Two Black Detroit Officials Given ‘Sambo Awards’ by Black Activist ‘Outraged’: ‘We Don’t Deserve to Be Dragged’

Two officials in Detroit have taken major issue with a designation given to them by a local activist organization.

“Call ‘Em Out Coalition,” which is led by Black activist Agnes Hitchcock, hosted a dinner last week in honor of late former Detroit Mayor Coleman Young. During the event, the group handed the top two “Sambo Awards” to Detroit Water and Sewerage Department Director Gary Brown and Police Chief James Craig, according to various local reports.

The awards, which were announced at the Thursday, March 21, banquet, drew fierce criticism from the non-honorees.

Sambo Awards

Gary Brown (right) has been Director of Detroit Water and Sewerage Department since 2015. Police Chief James Craig (left) began serving the post after being in the same position in Cincinnati and Portland. (Photos: City of Detroit)

Brown told The Detroit News that he and others who were given the award “don’t deserve to be dragged through the mud like that. If these were white nationalists saying this, we’d be outraged — well, I am outraged no matter who said it. And, worse, I have to explain this to my grandkids.”

He has been handed the designation before back in 2013 when he was on City Council.

Craig, on the other hand, had much more to say. He held a press conference Monday, March 25 addressing the issue surrounding the racially offensive term derived from “The Story of Little Black Sambo,” an 1899 children’s book by Scottish author Helen Bannerman.

“If this had came from a white person calling an African-American police chief a Sambo, that would have been a problem,” he said at the presser.

“People would have been protesting just like people got highly upset — as they should — over remarks made by two of our officers who were recently fired,” Craig added of the termination of former Detroit Police Department officers Gary Steele and Michael Garrison, who were behind a racist Snapchat video.

“They would have been extremely upset because of that,” he said, deeming the awards “not acceptable.” “So, I think should we give them a pass because they’re African-American and they can make these racially insensitive remarks? I say they don’t get a pass.”

When asked about Craig and Brown’s negative feelings on the designation, Hitchcock told The Detroit News she stood by the awards.

“This was a celebration of Mayor Coleman Young’s life,” she said beginning to address the police chief. “He came into office when [police] were killing black men all over the city of Detroit. Today [Craig] lords over a police department that’s only 55 percent black and dropping, so he deserves that award.”

Data from Governing magazine states 62.2 percent of officers in the Detroit Police Department were Black in 2013.

Hitchcock also said Craig can do more to recruit Black officers.
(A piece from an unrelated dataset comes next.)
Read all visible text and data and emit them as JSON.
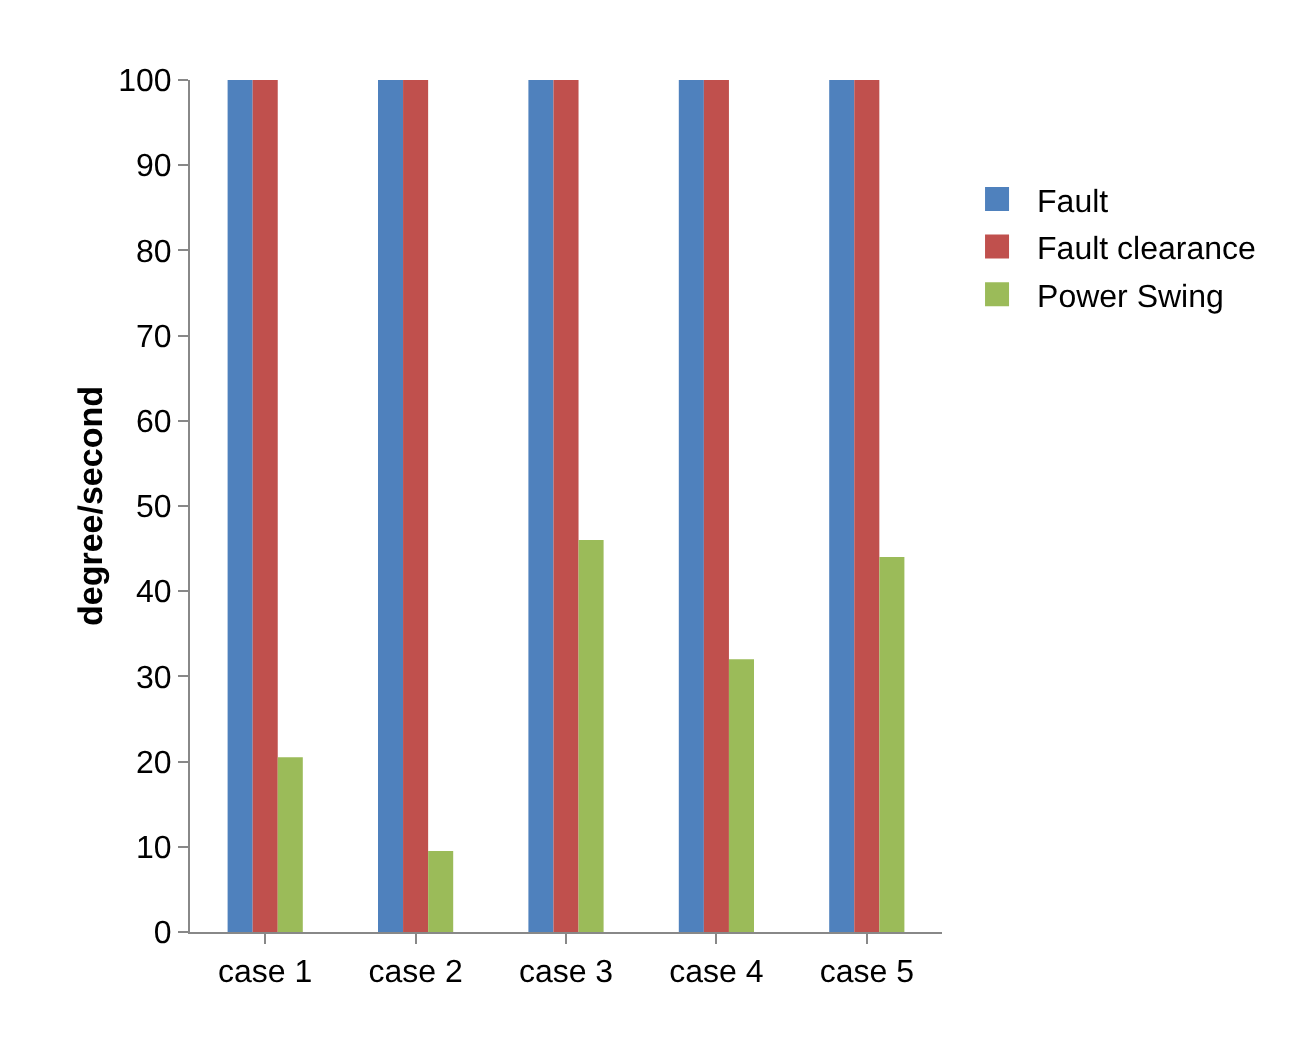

“There’s more he can do to get black people on the police department,” she said. “He can recruit, set up a school for cadets, summer programs for young people.”

Addressing the water and sewage department director she added, “I’ve lost count of how many times the water rate has increased in Detroit. Gary Brown could use some more awards.”

Radio host and activist Sam Riddle, who emceed the dinner, also stood by the awards, which he said were meant to be provocative.

“The name is the manifestation of the desperation of the majority of Detroit,” he told Detroit News. “They keep running this [bulls—] about how Detroit is on the way back, when over 60 percent of Detroit children live in abject poverty. Why don’t [Brown and Craig] get upset about that?”

U.S. Census statistics released in September 2018 reveal that in 2017, Detroit’s childhood poverty rate was 48.2 percent.

Riddle added that Craig “should get upset that he has a police department that doesn’t reflect the demographics of the community.”

“Unapologetically, I was proud to emcee the Sambo Awards, to give light to the rampant racism and inequality in Detroit,” he said.

Speaking on concerns about the lack of Black people on the force, Craig said at the conference, “We work extremely hard in this police department to recruit Detroiters and African-Americans. But these same folks making these derogatory remarks haven’t offered any assistance. They sit back and make these inflammatory remarks.”